Я покосилась на Феликса. Он то с любопытством рассматривал того, кого Вламинк назвал Аполлинером, то переводил взгляд на Моди. Во мне на миг вспыхнула было ревность… Но тут Феликс повернулся ко мне и быстро сказал по-русски:
– Этот красавчик, похожий на падшего ангела, – Модильяни. А толстяк – Аполлинер.
Имя Модильяни (как и Вламинка, и Дерена, а ведь все это были художники, впоследствии прославленные, их картины нынче выставлены в музее д’Орсе) мне ничего в ту пору не сказало, да и теперь я считаю, что слава этого художника раздута его похождениями, обстоятельствами его трагической и романтической жизни, а не его искусством, – но про Аполлинера слышала даже я. Мы в лавке недавно наткнулись на сборник его стихов под названием Alcools. В России символисты тоже любили играть, составляя из слов стихотворения геометрические фигуры, но каллиграммы Аполлинера оказались очень затейливы. Однако восторга от чтения стихов я не испытала. И все же смотрела на него с интересом.
Словно ощутив мой взгляд, Аполлинер встал и внимательно посмотрел на меня. Отер рот салфеткой и сказал:
Проходит она
И сердца по пути собирает
Отдайте сердце
Любое сердце
Доброе злое
Несчастное сердце
О сколько сердец
Но увы никогда
Губ ее
Не коснетесь вы
Она
Кладет вас в корзинку
Увы
Там тоже недолго
Там тоже немного
До мая быть может
Останетесь вы
Все зааплодировали, с любопытством таращась на меня.

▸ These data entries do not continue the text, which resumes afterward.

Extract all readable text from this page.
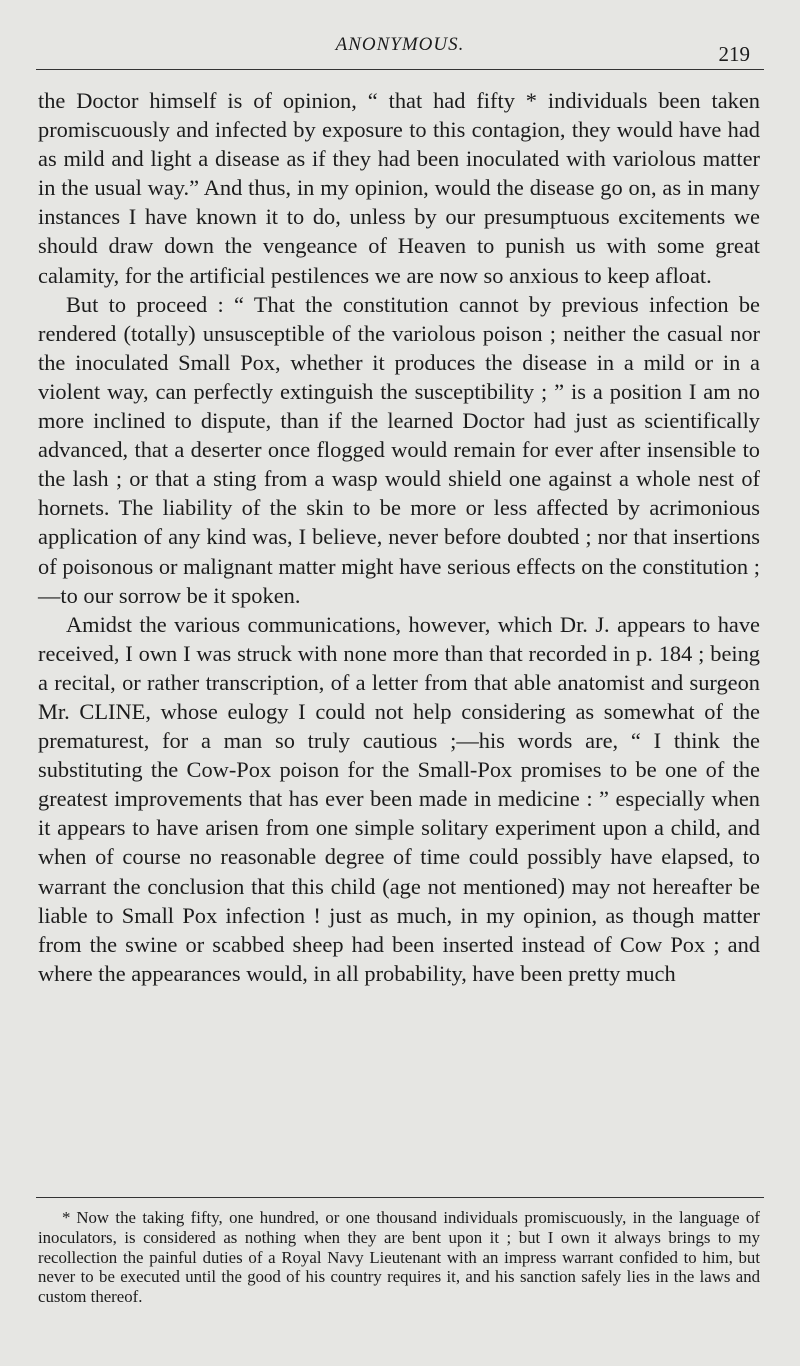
ANONYMOUS.	219

the Doctor himself is of opinion, “ that had fifty * individuals been taken promiscuously and infected by exposure to this contagion, they would have had as mild and light a disease as if they had been inoculated with variolous matter in the usual way.” And thus, in my opinion, would the disease go on, as in many instances I have known it to do, unless by our presumptuous excitements we should draw down the vengeance of Heaven to punish us with some great calamity, for the artificial pestilences we are now so anxious to keep afloat.

But to proceed : “ That the constitution cannot by previous infection be rendered (totally) unsusceptible of the variolous poison ; neither the casual nor the inoculated Small Pox, whether it produces the disease in a mild or in a violent way, can perfectly extinguish the susceptibility ; ” is a position I am no more inclined to dispute, than if the learned Doctor had just as scientifically advanced, that a deserter once flogged would remain for ever after insensible to the lash ; or that a sting from a wasp would shield one against a whole nest of hornets. The liability of the skin to be more or less affected by acrimonious application of any kind was, I believe, never before doubted ; nor that insertions of poisonous or malignant matter might have serious effects on the constitution ;—to our sorrow be it spoken.

Amidst the various communications, however, which Dr. J. appears to have received, I own I was struck with none more than that recorded in p. 184 ; being a recital, or rather transcription, of a letter from that able anatomist and surgeon Mr. CLINE, whose eulogy I could not help considering as somewhat of the prematurest, for a man so truly cautious ;—his words are, “ I think the substituting the Cow-Pox poison for the Small-Pox promises to be one of the greatest improvements that has ever been made in medicine : ” especially when it appears to have arisen from one simple solitary experiment upon a child, and when of course no reasonable degree of time could possibly have elapsed, to warrant the conclusion that this child (age not mentioned) may not hereafter be liable to Small Pox infection ! just as much, in my opinion, as though matter from the swine or scabbed sheep had been inserted instead of Cow Pox ; and where the appearances would, in all probability, have been pretty much

* Now the taking fifty, one hundred, or one thousand individuals promiscuously, in the language of inoculators, is considered as nothing when they are bent upon it ; but I own it always brings to my recollection the painful duties of a Royal Navy Lieutenant with an impress warrant confided to him, but never to be executed until the good of his country requires it, and his sanction safely lies in the laws and custom thereof.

Я почувствовала, что мое манто из шиншиллы, которое казалось мне слишком скромным, здесь выглядит вызывающе.
– Ого, – пробормотал Феликс, – недурные стихи. Хотел бы я знать, импровизация это или нет?

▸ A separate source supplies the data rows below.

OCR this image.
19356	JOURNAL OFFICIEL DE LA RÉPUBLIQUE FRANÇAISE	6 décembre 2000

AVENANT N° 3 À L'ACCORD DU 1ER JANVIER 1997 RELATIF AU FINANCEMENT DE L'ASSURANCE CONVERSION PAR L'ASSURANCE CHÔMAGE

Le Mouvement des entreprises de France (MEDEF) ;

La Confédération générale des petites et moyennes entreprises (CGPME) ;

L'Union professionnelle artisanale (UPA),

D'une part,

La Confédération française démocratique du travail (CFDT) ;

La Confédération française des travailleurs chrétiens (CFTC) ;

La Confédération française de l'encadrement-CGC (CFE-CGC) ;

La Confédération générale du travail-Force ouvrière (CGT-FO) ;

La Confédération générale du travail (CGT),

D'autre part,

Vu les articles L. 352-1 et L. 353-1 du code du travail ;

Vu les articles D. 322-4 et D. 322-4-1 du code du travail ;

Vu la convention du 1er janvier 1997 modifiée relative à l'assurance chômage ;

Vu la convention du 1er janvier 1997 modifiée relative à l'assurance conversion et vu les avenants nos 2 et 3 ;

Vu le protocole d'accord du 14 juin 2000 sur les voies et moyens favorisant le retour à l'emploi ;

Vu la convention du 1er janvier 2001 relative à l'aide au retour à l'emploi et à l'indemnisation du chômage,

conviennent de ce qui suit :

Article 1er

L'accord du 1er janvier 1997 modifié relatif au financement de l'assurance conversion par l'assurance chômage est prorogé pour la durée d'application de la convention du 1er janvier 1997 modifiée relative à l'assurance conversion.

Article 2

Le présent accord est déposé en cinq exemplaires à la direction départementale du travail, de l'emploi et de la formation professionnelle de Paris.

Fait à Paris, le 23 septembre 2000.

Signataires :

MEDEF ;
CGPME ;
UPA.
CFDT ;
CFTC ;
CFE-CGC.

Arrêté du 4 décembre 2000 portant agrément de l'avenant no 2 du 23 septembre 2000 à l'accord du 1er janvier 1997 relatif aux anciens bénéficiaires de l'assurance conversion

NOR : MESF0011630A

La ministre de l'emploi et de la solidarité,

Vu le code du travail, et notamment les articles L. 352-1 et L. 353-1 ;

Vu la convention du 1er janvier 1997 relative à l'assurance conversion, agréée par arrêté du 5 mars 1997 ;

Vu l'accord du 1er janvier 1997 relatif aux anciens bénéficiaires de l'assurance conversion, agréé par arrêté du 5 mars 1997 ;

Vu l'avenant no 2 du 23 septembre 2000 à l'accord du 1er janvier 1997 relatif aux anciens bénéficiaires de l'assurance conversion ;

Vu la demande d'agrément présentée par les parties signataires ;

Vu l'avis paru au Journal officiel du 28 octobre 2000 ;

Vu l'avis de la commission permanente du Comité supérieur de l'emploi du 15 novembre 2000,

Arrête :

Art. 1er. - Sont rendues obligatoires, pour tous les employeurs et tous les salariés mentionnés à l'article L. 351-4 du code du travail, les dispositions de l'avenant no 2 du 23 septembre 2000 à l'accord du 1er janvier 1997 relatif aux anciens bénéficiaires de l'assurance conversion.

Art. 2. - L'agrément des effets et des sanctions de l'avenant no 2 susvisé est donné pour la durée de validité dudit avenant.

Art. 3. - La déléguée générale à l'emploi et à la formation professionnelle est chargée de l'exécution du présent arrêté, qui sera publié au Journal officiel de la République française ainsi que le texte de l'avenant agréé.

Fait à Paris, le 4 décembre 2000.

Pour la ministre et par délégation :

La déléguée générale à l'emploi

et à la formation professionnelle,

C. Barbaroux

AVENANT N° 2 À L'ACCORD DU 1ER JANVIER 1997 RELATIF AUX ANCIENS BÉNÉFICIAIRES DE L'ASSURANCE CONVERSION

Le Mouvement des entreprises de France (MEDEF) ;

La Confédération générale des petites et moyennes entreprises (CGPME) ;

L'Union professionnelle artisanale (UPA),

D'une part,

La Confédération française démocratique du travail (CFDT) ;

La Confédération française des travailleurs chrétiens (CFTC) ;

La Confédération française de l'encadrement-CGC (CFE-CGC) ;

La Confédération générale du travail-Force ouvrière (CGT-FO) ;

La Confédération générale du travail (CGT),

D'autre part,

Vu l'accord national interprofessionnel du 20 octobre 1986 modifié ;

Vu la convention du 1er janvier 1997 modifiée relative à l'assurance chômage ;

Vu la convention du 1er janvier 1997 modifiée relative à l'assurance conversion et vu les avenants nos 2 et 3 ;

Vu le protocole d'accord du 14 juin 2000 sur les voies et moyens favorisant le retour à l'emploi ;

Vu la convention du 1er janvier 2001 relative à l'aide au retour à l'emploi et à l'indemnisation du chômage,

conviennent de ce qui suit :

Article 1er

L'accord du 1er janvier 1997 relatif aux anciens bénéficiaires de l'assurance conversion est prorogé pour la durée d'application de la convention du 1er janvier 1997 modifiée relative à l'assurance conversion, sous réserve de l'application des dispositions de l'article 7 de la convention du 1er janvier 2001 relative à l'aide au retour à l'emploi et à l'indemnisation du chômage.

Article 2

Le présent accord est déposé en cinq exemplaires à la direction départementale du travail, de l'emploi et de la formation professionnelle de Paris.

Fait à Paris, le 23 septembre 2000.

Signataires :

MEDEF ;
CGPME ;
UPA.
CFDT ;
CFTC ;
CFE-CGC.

– Вы русские? – удивился Аполлинер, услышав его слова. – Хаим, Хаим Сутин! Смотри, вот твои земляки! Поговори с ними!
Из толпы вынырнул худенький толстогубый еврей с маленькими, близко посаженными глазами, и застенчиво пробормотал, кошмарно грассируя, что не говорит по-русски, потому что в его местечке говорили только на идише, а потом он сразу выучился французскому.

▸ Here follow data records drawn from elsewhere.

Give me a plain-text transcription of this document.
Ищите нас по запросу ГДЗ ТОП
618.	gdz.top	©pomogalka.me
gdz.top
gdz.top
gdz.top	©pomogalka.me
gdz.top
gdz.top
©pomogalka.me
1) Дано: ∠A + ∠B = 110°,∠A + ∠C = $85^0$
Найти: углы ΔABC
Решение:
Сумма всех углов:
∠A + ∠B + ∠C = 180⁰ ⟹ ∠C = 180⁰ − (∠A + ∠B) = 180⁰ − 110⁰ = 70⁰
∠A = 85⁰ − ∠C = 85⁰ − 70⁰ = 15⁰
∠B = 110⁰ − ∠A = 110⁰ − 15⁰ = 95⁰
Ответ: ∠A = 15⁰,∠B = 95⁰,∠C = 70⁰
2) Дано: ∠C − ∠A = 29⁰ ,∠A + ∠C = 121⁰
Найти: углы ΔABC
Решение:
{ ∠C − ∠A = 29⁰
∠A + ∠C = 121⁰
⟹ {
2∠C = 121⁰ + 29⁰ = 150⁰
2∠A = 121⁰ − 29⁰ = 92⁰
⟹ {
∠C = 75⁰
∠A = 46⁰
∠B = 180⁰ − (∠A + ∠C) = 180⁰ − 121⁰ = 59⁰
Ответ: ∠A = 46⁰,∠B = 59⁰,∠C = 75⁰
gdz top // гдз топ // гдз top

Аполлинер настаивал с непонятным упорством, и этот Хаим Сутин наконец рассердился.
– Ну и поговори с ними сам, – огрызнулся он наконец, – в конце концов поляки ближе к русским, чем евреи.
Ох, как разозлился Аполлинер!
– Я не поляк! – вскричал он. – Моя мать француженка, и значит, я – француз.
– Тебя зовут на самом деле Вильгельм Костровицкий, – ехидно сказал Сутин. – И ты такой же француз, как я. Поэтому говори, говори с ними по-русски!
Аполлинер был разъярен. Он так смотрел на Сутина, словно готов был сожрать его, перемолоть своими крепкими челюстями – и выплюнуть.
Вдруг откуда ни возьмись появилась, волоча за собой по полу шаль, молодая женщина лет двадцати, не больше – с чистым славянским лицом, одетая в нелепую, из цветных лоскутов сшитую юбку и рубаху сурового полотна, стянутую шнурком у шеи. Талия ее была перевязана причудливым поясом из кусков кожи. Еще на ней был странный меховой жилет, вернее, какая-то заношенная душегрейка, на ногах – сапоги для верховой езды. Вся эта нелепость, которая должна была вызывать смех, смотрелась на ней удивительно органично. В женщине было что-то дикое – и в ее внешности, в самой ее красоте, и потому обычное платье казалось бы для нее слишком пресным. В нем она выглядела бы скучной субреткой, а в этом странном наряде чудилась актрисой, которая идет на сцену, чтобы сыграть в некоей столь же странной пьесе.
– Тише, Гийом, – сказала она сердито. – Я сама поговорю с ними по-русски. А ты, Сутин, иди. К тебе приехал маршан, он хочет купить что-нибудь вроде твоей туши.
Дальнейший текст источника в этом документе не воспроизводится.